New Framework Plasmo Revolutionizes Chrome Extension Development for Developers
Plasmo Framework Makes Chrome Extension Building Accessible to All
March 7, 2025 — Developers can now build Chrome extensions using TypeScript and React without manually configuring build tools, thanks to the open-source framework Plasmo. The framework automates repetitive setup, allowing developers to focus on features rather than boilerplate code.

Plasmo handles manifest generation, TypeScript integration, and hot reloading out of the box. This eliminates the traditional need to manually write a manifest.json and configure Webpack or other bundlers.
“Plasmo is the equivalent of Create React App or Next.js for Chrome extensions,” said a lead contributor to the project. “It lowers the barrier for beginners but still exposes all the real Chrome APIs so experienced developers aren’t limited.”
What You Can Build with Plasmo
A tutorial accompanying the framework walks developers through building a Tab Grouper extension. This tool automatically organizes browser tabs by domain, grouping all GitHub tabs together, YouTube tabs together, and so on—with one click.
“Imagine having 20 tabs open,” explains the tutorial author. “With this extension, each group gets a distinct color, making tab management effortless.”
Background
Chrome extensions are lightweight programs that enhance browsing—managing passwords, translating pages, or adding new features. Millions of developers have published extensions to the Chrome Web Store.
Traditionally, building an extension required deep knowledge of the manifest file structure, background scripts, and build tooling. Plasmo eliminates that friction by scaffolding a fully working project with a single command.

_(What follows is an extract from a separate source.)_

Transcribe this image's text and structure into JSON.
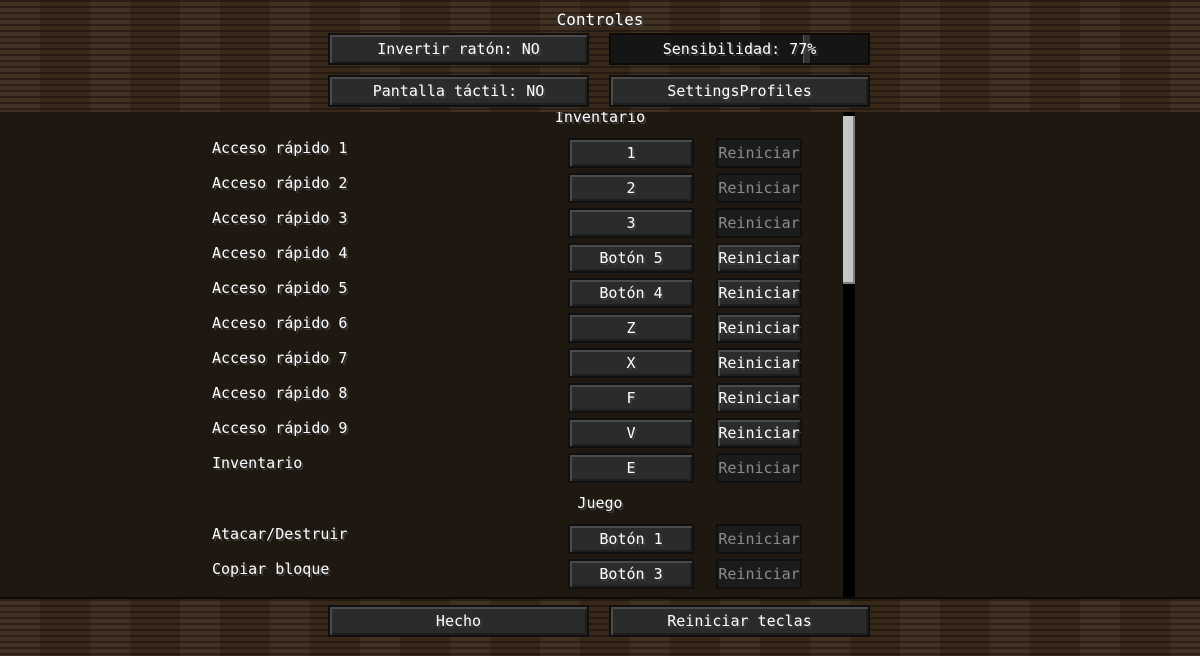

“You still use chrome.tabs, chrome.runtime, and other APIs directly,” the contributor added. “Plasmo just removes the tedious scaffolding so you can start building immediately.”

What This Means
The framework democratizes extension development. Developers who know React and TypeScript can now create Chrome extensions without learning the intricacies of browser extension architecture.
This could accelerate innovation on the Chrome Web Store. More developers—from front-end engineers to hobbyists—can turn ideas into published extensions quickly.
Plasmo is open source and actively maintained. The project provides full type safety for Chrome APIs and automatic rebuilds during development.
Key Features at a Glance
- Zero-config setup: One command scaffolds a TypeScript + React project.
- Auto-generated manifest: Reads
package.jsonto produce requiredmanifest.json. - Hot module reloading: Changes rebuild and reload automatically in Chrome.
- Full type safety: Includes TypeScript typings for all Chrome APIs.
Learning Path
The tutorial covers Chrome extension basics: manifest anatomy, background scripts, popup UI, and message passing. It concludes with next steps for publishing extensions to the Chrome Web Store.